Actually, that leaves an interesting point. My %age is probably booty due to my local community I gained skills with - does that make me a worse player? Were my good events flukes or just good days? Why can’t @pinwizj win a banner?
That is certainly an interesting wrinkle. If the only top 250 I ever played was KME, my winning percentage against the “top 250” would be 28.7%. That doesn’t make my actual skill level any different, but by this metric I’m terrible.
There’s probably some additional math nerd work to be done here where me only playing 1 out of the other 249 top players makes for a weaker confidence of the metric compared to someone that has played 237 of the other 249 players.
Then you can nerd out even more, and determine the “strength of schedule” based on WHO those 237 players are out of the 249. Did you not play the top 12 ranked players, versus not playing players ranked 239th-250th? Because that would/should/could have an impact on what your winning percentage means, and how confident of a metric that is.
Jimbo’s funfest leftover 420 tailgate party phat pin-bong rips
I heard Hayden Harker is going to run this in Eugene next year; no entry fee, but required minimum of five dabs before 1st plunge. And it’s 100% O.G. Kush TGP #blazeit#WPPRWorld#hisnameispeterwatt#automaticbowlbidforeugene#power5citiesoverrated
How different if this than the probability giving from their ratings. Glicko is trying to solve this using all available data, but of course the way it is used in pinball has flaws. I forget how to do the math (and also think you need the RDs).
All I know in following our Ratings metric is you can inflate you rating by playing against a ton of not high ranked players.
For this winning percentage metric, we’re filtering out the noise of all that activity outside of the top 250 ranked player base.
For example, PETER WATT (and I use that example because I calculated him out in a private email to Wayne), his IFPA Rating metric shows him as the 3rd best in the world. There are 7 people in Australia in the top 250, so I was able to run Peter’s “Power Ranking Index” metric based on his records against just those guys, and it’s 73.0%.

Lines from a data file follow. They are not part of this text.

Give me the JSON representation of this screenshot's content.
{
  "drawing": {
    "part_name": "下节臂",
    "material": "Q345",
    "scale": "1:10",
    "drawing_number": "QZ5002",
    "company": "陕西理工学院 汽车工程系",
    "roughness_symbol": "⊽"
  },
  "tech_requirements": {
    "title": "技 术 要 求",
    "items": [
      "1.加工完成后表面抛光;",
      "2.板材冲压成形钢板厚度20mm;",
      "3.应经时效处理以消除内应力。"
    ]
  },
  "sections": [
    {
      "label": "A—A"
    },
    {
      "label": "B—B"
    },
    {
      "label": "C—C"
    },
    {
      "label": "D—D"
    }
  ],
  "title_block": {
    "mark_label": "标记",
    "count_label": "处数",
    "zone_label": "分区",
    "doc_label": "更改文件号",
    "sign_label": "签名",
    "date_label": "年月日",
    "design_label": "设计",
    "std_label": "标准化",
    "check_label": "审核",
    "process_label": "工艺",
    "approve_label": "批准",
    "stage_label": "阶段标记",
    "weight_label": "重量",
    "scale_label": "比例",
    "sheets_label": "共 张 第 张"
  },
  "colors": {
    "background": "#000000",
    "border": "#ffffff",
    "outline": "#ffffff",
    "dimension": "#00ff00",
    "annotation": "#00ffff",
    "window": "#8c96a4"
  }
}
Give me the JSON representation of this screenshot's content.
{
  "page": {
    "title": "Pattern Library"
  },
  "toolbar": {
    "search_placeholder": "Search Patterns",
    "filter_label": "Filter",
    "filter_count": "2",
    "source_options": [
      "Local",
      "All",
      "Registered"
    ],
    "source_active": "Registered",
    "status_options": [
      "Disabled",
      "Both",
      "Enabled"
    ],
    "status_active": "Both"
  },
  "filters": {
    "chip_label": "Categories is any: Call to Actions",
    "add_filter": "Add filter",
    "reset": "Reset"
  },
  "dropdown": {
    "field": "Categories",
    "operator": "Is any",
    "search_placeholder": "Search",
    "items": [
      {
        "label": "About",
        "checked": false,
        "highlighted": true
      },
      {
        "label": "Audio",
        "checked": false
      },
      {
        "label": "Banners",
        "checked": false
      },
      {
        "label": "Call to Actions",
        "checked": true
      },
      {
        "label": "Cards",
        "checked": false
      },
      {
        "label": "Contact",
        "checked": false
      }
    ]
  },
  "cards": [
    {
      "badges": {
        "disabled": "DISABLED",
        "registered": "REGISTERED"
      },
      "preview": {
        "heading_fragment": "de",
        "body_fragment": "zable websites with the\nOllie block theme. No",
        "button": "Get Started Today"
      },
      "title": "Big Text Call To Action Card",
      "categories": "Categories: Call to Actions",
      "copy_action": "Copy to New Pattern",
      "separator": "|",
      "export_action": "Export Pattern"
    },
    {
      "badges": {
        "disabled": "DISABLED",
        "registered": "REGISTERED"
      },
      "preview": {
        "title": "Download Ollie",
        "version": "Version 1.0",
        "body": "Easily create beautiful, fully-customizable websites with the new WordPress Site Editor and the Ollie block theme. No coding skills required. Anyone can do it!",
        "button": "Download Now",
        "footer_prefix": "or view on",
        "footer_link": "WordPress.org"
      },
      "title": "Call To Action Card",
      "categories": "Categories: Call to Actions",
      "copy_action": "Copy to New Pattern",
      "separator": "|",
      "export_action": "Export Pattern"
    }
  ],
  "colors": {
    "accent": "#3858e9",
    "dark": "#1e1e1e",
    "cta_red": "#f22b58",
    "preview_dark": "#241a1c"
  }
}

That 73% comes in lower than some comparable players at the top.
There is a local player in Colorado who I played against several years back that was amazing, always getting huge scores and he even won several small events. One year he even became Colorado State Champ, but alas he wasn’t able to travel to big events to see where he stacked up. I always wondered how he would do, and by chance that was the inaugural year of the SCS and it was held in CO around the Lyons Spring Classic. I got to see him play KME, and although he played well and put up some good scores Keith defeated him handily, so I guess what I learned is that one does have to compete on the big stage against the best to really understand where one would rank.